Donald Trump plans to split time between White House and his Manhattan penthouse: Report
Donald Trump may not live in the White House full-time after assuming the US Presidency in January and is discussing with his advisers about splitting his time between Washington and his penthouse apartment in Manhattan, a media report said.
Washington: Donald Trump may not live in the White House full-time after assuming the US Presidency in January and is discussing with his advisers about splitting his time between Washington and his penthouse apartment in Manhattan, a media report said.
Trump advisers say the President-elect was "shocked" when he won the election, according to a report in the New York Times and is now contemplating how many days a week he will have to stay in the White House since he is extremely fond of his sprawling and luxurious penthouse apartment, decorated in 24-karat gold and expensive marble, in Trump Tower on the posh Fifth Avenue in New York.
"Trump, a homebody who often flew several hours late at night during the campaign so he could wake up in his own bed in Trump Tower, is talking with his advisers about how many nights a week he will spend in the White House. He has told them he would like to do what he is used to, which is spending time in New York when he can," a report in the New York Times said.
While the future first lady Melania Trump is expected to move to Washington, the couple's 10-year-old son Barron is midway through a school year in New York and it is unclear when the move would happen.
The New York Times report said questions about how Trump would divide his time between New York and Washington reflect Trump coming to grips with the fact that his life is about to change radically.
Trump's advisers say he might spend most of the week in Washington, much like members of Congress, and return to Trump Tower or his golf course in New Jersey or his Mar-a-Lago estate in Palm Beach on weekends.
The report added that returning home to Trump Tower from the White House may not be Trump's only embrace of the familiar.

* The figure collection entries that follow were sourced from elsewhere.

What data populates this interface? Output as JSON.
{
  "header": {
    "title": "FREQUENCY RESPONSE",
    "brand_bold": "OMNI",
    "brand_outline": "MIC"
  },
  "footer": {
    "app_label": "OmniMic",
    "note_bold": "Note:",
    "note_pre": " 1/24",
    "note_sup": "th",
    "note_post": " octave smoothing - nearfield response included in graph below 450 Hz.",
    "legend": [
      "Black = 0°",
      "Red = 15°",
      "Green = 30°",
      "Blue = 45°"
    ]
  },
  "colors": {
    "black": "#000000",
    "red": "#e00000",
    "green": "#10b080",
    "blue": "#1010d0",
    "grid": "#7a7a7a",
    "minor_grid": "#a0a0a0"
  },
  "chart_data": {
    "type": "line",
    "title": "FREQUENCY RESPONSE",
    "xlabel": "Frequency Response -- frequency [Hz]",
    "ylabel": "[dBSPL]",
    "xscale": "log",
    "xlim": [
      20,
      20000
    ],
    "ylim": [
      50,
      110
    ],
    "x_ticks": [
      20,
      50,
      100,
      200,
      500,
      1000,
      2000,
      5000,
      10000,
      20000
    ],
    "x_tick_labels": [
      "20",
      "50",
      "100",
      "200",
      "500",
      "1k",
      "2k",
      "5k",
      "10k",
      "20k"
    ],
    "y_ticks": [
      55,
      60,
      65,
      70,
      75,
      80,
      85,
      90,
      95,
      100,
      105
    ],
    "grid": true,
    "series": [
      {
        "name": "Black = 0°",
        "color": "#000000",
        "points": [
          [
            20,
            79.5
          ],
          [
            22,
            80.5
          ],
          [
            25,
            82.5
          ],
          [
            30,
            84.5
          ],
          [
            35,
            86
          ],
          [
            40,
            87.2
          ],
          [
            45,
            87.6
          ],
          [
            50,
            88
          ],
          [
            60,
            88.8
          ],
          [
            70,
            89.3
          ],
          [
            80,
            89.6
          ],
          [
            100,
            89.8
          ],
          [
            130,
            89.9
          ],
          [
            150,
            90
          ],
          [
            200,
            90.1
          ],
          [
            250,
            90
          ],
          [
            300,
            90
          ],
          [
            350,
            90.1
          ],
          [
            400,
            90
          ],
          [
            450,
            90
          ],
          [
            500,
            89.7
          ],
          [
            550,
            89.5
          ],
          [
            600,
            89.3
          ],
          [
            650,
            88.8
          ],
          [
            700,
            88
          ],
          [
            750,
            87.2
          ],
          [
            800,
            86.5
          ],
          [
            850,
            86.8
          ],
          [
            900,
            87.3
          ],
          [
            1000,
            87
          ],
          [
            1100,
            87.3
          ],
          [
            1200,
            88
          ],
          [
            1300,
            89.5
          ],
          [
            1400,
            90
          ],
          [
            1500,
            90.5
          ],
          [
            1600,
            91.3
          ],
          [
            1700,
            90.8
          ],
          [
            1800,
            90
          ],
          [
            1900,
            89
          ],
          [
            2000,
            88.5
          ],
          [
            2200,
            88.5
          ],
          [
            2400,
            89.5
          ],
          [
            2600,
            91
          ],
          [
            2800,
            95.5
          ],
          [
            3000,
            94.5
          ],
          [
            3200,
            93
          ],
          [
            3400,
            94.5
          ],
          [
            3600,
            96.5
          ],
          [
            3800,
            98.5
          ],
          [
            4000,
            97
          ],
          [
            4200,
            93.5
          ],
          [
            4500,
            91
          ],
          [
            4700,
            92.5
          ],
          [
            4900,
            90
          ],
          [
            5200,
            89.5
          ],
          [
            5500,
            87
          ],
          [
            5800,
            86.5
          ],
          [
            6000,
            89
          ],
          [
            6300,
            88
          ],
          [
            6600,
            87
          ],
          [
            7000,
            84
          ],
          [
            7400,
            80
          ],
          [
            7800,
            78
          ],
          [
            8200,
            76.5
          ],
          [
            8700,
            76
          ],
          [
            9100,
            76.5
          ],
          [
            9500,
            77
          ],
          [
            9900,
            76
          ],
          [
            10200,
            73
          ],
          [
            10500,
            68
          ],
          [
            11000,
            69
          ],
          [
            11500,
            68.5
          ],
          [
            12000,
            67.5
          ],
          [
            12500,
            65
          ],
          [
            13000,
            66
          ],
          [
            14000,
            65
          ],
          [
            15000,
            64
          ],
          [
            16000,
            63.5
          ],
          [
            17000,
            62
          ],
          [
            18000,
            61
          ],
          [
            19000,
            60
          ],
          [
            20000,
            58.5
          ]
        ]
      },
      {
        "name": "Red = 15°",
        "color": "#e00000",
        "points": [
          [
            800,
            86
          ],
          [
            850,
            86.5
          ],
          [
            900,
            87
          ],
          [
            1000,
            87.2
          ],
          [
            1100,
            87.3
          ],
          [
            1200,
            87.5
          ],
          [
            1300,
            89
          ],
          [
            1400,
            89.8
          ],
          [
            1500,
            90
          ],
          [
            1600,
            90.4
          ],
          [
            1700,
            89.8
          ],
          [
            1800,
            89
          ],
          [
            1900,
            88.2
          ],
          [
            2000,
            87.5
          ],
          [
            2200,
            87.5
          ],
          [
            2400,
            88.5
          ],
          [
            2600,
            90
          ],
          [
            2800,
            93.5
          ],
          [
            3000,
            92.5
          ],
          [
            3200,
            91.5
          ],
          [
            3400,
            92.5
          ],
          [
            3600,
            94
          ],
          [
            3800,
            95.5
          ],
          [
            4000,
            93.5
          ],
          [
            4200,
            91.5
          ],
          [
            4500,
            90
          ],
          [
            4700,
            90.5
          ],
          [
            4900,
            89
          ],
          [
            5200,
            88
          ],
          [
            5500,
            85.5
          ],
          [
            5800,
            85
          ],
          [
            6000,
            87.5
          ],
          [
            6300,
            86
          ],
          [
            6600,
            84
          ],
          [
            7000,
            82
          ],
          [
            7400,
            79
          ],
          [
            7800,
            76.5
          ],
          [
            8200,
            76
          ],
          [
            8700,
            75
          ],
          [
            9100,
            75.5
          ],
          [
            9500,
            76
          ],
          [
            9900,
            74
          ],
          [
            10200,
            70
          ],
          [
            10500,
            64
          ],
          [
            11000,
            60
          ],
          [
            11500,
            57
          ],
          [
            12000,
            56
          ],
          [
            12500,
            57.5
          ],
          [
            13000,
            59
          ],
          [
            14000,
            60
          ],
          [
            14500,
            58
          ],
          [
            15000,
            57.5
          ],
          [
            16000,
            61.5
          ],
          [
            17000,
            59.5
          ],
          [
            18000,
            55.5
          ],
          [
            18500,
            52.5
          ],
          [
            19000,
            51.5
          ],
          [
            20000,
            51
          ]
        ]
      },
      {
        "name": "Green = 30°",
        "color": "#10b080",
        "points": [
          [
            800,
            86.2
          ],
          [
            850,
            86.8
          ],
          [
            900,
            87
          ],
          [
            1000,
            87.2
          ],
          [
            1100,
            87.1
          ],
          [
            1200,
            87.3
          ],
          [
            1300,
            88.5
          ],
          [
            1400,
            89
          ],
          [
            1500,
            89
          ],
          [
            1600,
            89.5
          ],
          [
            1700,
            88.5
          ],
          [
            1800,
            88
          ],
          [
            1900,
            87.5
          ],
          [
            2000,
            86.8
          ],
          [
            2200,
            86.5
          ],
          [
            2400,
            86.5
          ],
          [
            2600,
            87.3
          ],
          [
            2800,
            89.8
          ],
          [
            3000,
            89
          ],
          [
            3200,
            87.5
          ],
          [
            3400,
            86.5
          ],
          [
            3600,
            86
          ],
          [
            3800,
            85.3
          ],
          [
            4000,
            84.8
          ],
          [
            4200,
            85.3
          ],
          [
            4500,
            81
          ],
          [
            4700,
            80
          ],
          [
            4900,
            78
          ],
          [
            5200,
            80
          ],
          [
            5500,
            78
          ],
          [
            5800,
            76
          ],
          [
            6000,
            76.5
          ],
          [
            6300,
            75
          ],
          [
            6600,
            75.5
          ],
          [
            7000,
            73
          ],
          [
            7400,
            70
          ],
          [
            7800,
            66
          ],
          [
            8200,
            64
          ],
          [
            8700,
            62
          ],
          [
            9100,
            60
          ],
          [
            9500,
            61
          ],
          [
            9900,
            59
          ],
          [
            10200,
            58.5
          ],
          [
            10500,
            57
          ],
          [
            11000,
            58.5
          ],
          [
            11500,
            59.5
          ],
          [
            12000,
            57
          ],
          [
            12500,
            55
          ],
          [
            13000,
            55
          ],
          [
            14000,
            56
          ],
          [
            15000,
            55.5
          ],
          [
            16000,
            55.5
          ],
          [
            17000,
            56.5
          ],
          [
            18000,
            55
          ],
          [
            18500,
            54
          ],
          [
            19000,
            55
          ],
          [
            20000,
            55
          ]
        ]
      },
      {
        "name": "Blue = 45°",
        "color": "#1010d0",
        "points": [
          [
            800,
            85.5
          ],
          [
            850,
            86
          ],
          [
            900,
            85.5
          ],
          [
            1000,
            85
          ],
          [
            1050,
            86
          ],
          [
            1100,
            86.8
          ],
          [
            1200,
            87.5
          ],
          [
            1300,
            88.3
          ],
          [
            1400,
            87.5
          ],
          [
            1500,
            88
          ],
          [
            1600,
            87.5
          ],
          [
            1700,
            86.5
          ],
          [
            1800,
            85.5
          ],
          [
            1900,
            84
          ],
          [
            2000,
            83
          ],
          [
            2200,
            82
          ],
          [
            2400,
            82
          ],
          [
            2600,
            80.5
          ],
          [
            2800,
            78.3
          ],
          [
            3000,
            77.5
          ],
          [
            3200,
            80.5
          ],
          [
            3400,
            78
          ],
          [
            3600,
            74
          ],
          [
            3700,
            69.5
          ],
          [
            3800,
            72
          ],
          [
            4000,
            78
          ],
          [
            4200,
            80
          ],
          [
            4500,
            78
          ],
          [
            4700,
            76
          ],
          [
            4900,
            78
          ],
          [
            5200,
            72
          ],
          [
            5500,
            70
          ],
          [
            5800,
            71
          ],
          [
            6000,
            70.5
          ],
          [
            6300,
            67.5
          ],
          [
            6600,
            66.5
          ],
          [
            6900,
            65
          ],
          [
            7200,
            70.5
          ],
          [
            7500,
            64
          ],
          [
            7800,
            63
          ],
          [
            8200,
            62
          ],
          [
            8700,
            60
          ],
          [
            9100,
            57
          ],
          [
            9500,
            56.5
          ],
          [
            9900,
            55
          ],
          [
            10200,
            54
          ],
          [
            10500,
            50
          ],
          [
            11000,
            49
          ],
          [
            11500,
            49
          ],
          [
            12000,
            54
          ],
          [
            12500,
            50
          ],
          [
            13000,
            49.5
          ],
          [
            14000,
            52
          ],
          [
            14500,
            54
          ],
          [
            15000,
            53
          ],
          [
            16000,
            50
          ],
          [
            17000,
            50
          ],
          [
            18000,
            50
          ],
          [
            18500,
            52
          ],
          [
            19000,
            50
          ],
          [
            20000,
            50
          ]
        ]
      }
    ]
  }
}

His aides have said he has also expressed interest in continuing to hold the large rallies that were a staple of his candidacy.
"He likes the instant gratification and adulation that the cheering crowds provide, and his aides are discussing how they might accommodate his demand," it said.
The report added that Trump's advisers hold out the possibility that the president-elect may spend more time in the White House as he grows less overwhelmed and more comfortable in the job.
The real estate billionaire has spent most of the last three decades "cosseted" within Trump Tower, an empowering high-rise where his apartment is on the 58th floor, and a designated elevator takes him from there to his office on the 26th floor.
The report added that Mr Trump wakes at 5 most mornings, reads The New York Post, The New York Times and a handful of other newspapers, and tunes into the morning television news shows.
Trump's affection for his penthouse apartment runs deep as his biographer, Michael D'Antonio, learned when he invited him inside the three-story unit in 2014 for an extended interview.
Trump has described the apartment less as a home than a tribute to his own self-image.
"I really wanted to see if it could be done," Trump has said as he showed D'Antonio around the apartment. "This is a very complex unit. Building this unit, if you look at the columns and the carvings, this building, this unit was harder than building the building itself."